Mina Chung DDS, BDS, MS
Oral health promotion produced a short-term reduction in plaque and improvement in gingival health in patients before they underwent fixed appliance treatment.
Limited evidence shows that oral hygiene promotion has a short-term positive effect and no negative effect on patients undergoing fixed orthodontic treatment.
Do oral health promotion (OHP) interventions improve oral hygiene and gingival health for patients undergoing fixed appliance orthodontic treatment?
The authors conducted a comprehensive search of four electronic databases for publications that included gray literature from 1966 through May 2005. The initial search identified 218 abstracts, of which 37 full papers were reviewed. The authors included only randomized controlled trials (RCTs) and quasi-randomized controlled clinical trials (CCTs) that evaluated plaque levels and gingival bleeding in patients undergoing fixed orthodontic treatment. A total of six studies met the inclusion criteria, four RCTs and two CCTs, respectively.
The authors identified a total of six studies, five of which evaluated educational interventions and the other which evaluated an environmental intervention. The authors used outcome measures that evaluated plaque levels and gingival bleeding, including a plaque index, a gingival index, a patient cooperation scale, an oral hygiene index, and a modified oral hygiene index. Four studies showed positive effects on plaque and gingival health and two studies showed no effect.
The majority of studies show that oral hygiene health promotion was effective in the short-term (up to 5 months); two studies showed no effect. None of the studies detected a negative effect of oral hygiene health promotion on gingival health.
Source of Funding:
No external funding.
Importance and Context:
Fixed orthodontic treatment poses an oral hygiene challenge for both practitioner and patient. The increase of plaque retention on brackets, bands, gingival margins combined with poor oral hygiene can lead to chronic hyperplastic gingivitis (CHG). It has been postulated that CHG may also be caused by local cytotoxic reaction of metal in subgingivally placed bands. To reduce the effects of CHG associated with fixed orthodontic treatment, patient education on the importance of good oral hygiene is essential. This review examined two modalities of oral hygiene promotion for positive, negative, or no effects.
Strengths and Weaknesses of the Systematic Review:
The review used accepted methods to identify and select studies, including a review of gray literature.

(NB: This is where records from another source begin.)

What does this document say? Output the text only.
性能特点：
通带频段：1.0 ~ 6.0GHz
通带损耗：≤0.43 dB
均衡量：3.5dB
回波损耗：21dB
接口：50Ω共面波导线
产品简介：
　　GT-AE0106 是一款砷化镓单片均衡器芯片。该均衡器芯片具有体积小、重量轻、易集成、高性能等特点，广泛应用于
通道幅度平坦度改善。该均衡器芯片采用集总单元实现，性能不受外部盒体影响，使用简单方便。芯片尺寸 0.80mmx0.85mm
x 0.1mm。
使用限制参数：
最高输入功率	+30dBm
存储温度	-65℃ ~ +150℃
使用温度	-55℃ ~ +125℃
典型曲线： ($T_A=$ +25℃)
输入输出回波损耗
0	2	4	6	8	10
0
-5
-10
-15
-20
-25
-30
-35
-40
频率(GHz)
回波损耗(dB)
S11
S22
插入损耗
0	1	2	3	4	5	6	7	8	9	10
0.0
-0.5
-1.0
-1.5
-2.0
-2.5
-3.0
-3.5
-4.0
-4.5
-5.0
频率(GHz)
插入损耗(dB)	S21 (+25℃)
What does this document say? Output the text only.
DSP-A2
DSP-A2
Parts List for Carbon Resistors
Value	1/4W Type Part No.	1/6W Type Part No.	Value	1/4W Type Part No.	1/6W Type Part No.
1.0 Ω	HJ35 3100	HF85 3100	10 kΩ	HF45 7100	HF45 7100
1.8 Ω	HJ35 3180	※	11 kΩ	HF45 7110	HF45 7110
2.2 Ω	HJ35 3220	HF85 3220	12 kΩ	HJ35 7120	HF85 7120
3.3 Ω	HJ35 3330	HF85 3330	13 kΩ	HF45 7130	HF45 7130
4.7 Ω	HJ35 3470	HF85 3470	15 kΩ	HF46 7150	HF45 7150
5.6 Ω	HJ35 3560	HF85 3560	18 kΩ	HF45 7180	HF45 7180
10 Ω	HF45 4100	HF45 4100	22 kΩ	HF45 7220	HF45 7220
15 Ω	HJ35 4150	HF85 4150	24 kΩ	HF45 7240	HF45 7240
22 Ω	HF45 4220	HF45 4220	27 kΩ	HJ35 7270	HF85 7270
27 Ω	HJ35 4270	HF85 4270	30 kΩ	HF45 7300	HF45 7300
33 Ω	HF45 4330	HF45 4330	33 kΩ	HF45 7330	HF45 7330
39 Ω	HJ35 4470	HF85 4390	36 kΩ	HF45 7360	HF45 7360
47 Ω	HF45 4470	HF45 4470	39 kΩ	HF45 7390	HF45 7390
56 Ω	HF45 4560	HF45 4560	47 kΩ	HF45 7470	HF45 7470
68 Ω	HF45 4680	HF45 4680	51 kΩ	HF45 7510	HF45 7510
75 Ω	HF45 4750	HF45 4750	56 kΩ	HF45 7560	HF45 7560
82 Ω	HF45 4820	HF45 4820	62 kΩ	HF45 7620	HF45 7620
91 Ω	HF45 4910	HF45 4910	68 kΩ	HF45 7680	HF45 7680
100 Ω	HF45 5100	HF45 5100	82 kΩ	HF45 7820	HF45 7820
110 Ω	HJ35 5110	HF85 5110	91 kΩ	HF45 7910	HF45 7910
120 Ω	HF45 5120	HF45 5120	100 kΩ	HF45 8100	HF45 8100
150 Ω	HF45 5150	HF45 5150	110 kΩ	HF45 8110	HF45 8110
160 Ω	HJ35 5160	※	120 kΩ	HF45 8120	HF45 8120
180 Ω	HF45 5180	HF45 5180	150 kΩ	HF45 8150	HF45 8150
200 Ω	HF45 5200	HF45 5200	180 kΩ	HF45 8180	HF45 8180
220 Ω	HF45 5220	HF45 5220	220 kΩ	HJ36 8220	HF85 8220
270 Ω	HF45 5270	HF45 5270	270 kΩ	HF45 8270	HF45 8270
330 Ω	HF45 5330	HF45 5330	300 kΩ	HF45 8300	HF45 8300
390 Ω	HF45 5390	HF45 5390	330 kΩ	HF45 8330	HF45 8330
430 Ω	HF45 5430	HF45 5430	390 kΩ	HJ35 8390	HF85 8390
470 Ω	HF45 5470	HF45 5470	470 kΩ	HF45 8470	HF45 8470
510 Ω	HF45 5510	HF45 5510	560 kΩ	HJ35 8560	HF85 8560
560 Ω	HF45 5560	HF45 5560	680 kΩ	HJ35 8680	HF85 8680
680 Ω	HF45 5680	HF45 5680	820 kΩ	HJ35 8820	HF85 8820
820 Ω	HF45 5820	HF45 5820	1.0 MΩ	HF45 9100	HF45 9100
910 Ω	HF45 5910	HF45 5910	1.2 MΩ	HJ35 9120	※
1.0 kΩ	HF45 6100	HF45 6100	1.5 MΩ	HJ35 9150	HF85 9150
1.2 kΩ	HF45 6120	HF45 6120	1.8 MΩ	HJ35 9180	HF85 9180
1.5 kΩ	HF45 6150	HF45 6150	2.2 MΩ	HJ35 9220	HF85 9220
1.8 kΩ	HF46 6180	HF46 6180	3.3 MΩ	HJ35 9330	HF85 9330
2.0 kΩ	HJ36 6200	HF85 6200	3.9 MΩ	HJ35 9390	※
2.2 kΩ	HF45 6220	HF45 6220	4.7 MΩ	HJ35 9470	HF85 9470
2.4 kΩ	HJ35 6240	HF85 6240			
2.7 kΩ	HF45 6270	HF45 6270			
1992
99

The reviewers identified six studies for inclusion. The studies were selected by two independent reviewers who assessed the reduction in plaque levels and gingival bleeding in oral health promotion in patients receiving fixed orthodontic treatment. The studies were not limited by participant ages or publication language. Only RCTs and CCTs were included in the study. However, the risk of bias was not determined.
Strengths and Weaknesses of the Evidence:
The six clinical studies had limited sample sizes with variability in study design and quality. The differing outcome measures made it difficult to evaluate the evidence. However, the reviewers were able to combine the data. Gingival health assessment was based on a visual scale and none of the studies quantified periodontal attachment loss or gingival probing. Only one study assessed environmental change as a method for oral hygiene promotion, and five studies evaluated the effects of educational intervention. All studies except one exceeded five months of follow up. The results provide limited evidence that oral hygiene health promotion improved the gingival health of patients undergoing fixed appliance orthodontic treatment.
Implications for Dental Practice:
The benefits of promoting regular oral hygiene as a component of orthodontic treatment may be associated with a short-term improvement in gingival health. The current study suggests the effects are positive and short-term. No negative effects were found. . However, the most effective delivery of OHP remains to be determined. Further studies that use detailed periodontal evaluation and long-term evaluation should provide more definitive conclusions on the efficacy of oral hygiene health promotion and fixed appliance orthodontic treatment.